Tahiti, le 1er février 2024 - Condamnés en première instance pour homicide involontaire suite au décès d'une employée de la SARL rotative de La Dépêche le 27 janvier 2018, les hommes d'affaires Dominique Auroy et Pierre Marchesini ont comparu jeudi devant la cour d'appel. L'avocat général a requis à leur encontre des peines respectives d'un an de prison avec sursis et d'une amende de 400 000 francs. 

Le procès pour homicide involontaire de l'ancien propriétaire de La Dépêche de Tahiti, Dominique Auroy, et de son ex-cogérant, Pierre Marchesini, s'est déroulé jeudi devant la cour d'appel de Papeete. Les deux hommes étaient poursuivis suite au décès d'une cheffe de conditionnement employée par la SARL rotative de La Dépêche de Tahiti – dont ils étaient les cogérants – survenu à 1 heure du matin le 27 janvier 2018. Cette mère de famille travaillant de nuit avait été retrouvée inanimée dans sa voiture après avoir demandé à prendre une pause. Il était ressorti de l'autopsie pratiquée sur la défunte que cette dernière était décédée des suites d'une “défaillance cardiaque” et ce, alors qu'elle souffrait d'obésité morbide et était dans un “mauvais” état de santé “général”. L'expert avait également conclu que ce problème cardiaque était “susceptible d'entraîner, en cas d'efforts ou de stress, un trouble mortel”. 
 
L'enquête avait permis d'établir qu'au jour de son décès, cela faisait trois ans que la quadragénaire n'avait pas vu de médecin du travail. Il était également ressorti des investigations qu'entre 2016 et 2017, l'employeur n'avait pas payé les cotisations à l'organisme de médecine du travail en charge des visites médicales auprès de ses salariés. Reconnu coupable d'homicide involontaire et condamné en première instance à six mois de prison avec sursis et à 200 000 francs d'amende, Dominique Auroy a expliqué jeudi matin qu'il avait fait appel de cette décision car il considère que la victime n'est pas décédée “dans le cadre de son travail”. Tel qu'il l'avait déjà fait devant le tribunal correctionnel, l'homme d'affaires a assuré qu'il n'intervenait pas dans le domaine de la gestion du personnel car il y avait à l'époque des “cogérants” et des “DRH”. De plus, il passait “la moitié” de son temps hors territoire. 
 
Absent lors du procès de première instance, l'ancien cogérant Pierre Marchesini s'est cette fois présenté à la barre pour assurer qu'il n'était plus cogérant à l'époque tout en commentant le fond de l'affaire.
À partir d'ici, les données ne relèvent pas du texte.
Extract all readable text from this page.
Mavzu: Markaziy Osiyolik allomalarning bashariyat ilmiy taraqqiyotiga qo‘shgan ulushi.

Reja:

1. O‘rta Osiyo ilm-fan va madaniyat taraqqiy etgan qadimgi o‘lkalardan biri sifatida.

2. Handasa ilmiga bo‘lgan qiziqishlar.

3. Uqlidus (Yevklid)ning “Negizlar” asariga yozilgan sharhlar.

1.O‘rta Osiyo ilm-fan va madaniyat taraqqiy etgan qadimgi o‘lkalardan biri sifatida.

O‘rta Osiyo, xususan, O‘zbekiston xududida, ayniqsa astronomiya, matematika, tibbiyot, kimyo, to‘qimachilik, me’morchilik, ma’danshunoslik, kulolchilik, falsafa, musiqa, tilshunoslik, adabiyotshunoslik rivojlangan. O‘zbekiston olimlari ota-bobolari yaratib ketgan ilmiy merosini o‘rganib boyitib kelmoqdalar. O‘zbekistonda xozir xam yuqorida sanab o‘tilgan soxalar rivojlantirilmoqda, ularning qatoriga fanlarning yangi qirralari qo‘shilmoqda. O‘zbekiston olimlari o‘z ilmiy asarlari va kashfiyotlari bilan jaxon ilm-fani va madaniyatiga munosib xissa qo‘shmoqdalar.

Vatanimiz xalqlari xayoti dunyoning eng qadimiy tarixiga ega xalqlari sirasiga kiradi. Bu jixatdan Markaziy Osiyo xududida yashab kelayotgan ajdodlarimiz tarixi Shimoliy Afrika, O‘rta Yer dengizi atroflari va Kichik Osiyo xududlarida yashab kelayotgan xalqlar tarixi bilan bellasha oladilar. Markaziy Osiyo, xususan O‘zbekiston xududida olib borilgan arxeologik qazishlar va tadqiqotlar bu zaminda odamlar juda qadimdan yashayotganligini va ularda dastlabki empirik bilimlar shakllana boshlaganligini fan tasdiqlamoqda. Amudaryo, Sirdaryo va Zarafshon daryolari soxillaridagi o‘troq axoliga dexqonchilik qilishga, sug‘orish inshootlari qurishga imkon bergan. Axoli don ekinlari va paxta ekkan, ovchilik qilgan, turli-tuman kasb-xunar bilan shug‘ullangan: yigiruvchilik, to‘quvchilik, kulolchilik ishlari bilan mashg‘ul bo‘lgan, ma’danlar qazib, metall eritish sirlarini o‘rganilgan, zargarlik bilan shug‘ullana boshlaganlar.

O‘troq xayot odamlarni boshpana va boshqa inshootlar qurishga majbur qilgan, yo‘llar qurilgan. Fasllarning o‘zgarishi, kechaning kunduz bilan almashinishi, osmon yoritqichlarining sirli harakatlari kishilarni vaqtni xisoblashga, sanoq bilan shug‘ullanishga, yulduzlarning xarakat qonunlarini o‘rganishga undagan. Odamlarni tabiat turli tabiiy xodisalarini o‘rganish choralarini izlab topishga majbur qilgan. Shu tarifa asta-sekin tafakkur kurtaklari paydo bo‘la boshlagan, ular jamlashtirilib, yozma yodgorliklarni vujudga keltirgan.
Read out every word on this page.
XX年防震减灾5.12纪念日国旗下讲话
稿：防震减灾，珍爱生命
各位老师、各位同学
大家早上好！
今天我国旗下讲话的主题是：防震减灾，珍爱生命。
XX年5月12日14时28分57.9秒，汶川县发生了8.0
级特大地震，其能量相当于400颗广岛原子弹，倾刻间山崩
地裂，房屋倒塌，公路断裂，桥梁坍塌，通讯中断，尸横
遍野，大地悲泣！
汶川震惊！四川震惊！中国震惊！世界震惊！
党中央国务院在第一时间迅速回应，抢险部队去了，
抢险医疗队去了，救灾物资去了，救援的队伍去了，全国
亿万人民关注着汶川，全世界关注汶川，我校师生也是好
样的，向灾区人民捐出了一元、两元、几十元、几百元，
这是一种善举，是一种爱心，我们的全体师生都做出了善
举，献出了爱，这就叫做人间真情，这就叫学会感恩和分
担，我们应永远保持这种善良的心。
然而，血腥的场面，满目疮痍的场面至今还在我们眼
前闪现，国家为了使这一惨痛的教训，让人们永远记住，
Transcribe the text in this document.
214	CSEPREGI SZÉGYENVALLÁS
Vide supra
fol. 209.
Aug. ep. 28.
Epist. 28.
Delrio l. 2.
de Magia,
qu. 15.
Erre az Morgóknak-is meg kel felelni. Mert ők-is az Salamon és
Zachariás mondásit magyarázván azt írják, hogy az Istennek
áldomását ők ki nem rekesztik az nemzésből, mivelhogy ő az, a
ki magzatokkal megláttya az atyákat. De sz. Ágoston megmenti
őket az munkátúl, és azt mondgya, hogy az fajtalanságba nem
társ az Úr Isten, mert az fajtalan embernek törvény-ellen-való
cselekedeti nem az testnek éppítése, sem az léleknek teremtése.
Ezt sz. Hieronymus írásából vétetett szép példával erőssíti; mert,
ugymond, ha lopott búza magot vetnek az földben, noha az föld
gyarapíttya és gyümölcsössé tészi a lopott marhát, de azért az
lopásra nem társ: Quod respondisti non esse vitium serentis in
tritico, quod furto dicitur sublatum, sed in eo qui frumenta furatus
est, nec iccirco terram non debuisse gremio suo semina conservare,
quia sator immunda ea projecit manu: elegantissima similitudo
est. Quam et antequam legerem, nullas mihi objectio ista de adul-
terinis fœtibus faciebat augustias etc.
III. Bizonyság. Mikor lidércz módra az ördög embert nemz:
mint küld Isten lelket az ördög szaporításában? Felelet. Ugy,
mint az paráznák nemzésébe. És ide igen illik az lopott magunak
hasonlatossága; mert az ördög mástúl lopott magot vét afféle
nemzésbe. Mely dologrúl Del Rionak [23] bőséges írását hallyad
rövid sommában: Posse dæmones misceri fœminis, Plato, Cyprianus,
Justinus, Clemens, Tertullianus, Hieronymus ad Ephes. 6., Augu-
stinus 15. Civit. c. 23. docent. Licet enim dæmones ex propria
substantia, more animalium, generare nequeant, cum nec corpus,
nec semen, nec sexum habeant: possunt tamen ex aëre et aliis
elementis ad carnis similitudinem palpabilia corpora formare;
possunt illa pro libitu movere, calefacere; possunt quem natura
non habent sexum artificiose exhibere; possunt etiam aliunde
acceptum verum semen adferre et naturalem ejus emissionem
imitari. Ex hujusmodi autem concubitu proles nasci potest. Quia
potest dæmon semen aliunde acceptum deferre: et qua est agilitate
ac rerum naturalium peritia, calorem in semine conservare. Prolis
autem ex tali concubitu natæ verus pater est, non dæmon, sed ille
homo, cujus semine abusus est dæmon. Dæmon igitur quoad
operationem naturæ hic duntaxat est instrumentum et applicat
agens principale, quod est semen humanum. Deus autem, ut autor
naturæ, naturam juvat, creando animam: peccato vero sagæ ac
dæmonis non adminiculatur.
Selon lui, la défunte, “responsable de l'encartage” à l'imprimerie, ne “portait pas des charges toute la nuit”. “À la voir faire son travail comme elle le faisait, je ne pouvais pas imaginer qu'elle avait un problème cardiaque”, a-t-il ainsi affirmé en semblant toutefois se défausser quant à l'absence de suivi médical de la mère de famille. Interrogé sur son parcours professionnel, l'homme a cru bon de répondre à la présidente du tribunal qu'il ne lui semblait pas “utile” de répondre à cette question. Attitude qui a légèrement agacé la cour. 
 
Des gens qui “contournent la loi”
 
Agacement évidemment beaucoup plus perceptible chez l'avocate de la famille de la victime, Me Marie Eftimie-Spitz, pour laquelle les deux prévenus sont allés bien au-delà de la “négligence”. “Tout les incrimine ! Les visites médicales doivent être renouvelées tous les ans, c'est le Code du travail. Que n'ont-ils pas compris ? Ce sont des gens qui contournent la loi, des employeurs qui ne veulent pas de comité d'entreprise.” Cinglante, l'avocate a conclu sa plaidoirie en évoquant la défunte, une “femme extrêmement courageuse” employée par des chefs d'entreprise “sans scrupule”. 
 
Après cette première charge, c'était au tour de l'avocate générale de prendre la parole et de fustiger l'attitude des deux prévenus qui se “gaussent d'avoir été d'excellents chefs d'entreprise” que l'on devrait “quasiment remercier pour l'ensemble de leur œuvre” alors même qu'à leur âge, ils devraient terminer leur carrière avec un “casier judiciaire vierge”. Si la représentante du ministère public a pris soin, lors de ses réquisitions, de caractériser les manquements pour lesquels les deux hommes étaient poursuivis, elle a également dénoncé l'absence d'une quelconque “remise en question” de leur part car ils n'ont montré aucun signe d'“empathie” à la barre. Au regard de tous ces éléments, elle a requis un an de prison avec sursis contre Dominique Auroy et 400 000 francs d'amende contre Pierre Marchesini. 
 
Pour la défense de ce dernier, Me Mathieu Lamourette a ensuite expliqué que l'on ne pouvait que “déplorer” le fait que le médecin du travail qui avait fait la visite médicale de la victime en 2015 ne soit pas allé “au-delà”. À traduire : qu'il ne lui ait pas recommandé d'aller chez un cardiologue. L'avocat a également réaffirmé qu'à la date des faits, son client avait déjà démissionné de l'entreprise. Même tonalité du côté de l'avocat de Dominique Auroy, Me Jean-Michel Vergier, selon lequel l'affection dont souffrait la victime n'était pas forcément “détectable” lors d'une simple consultation généraliste. La cour d'appel rendra sa décision le 18 avril. 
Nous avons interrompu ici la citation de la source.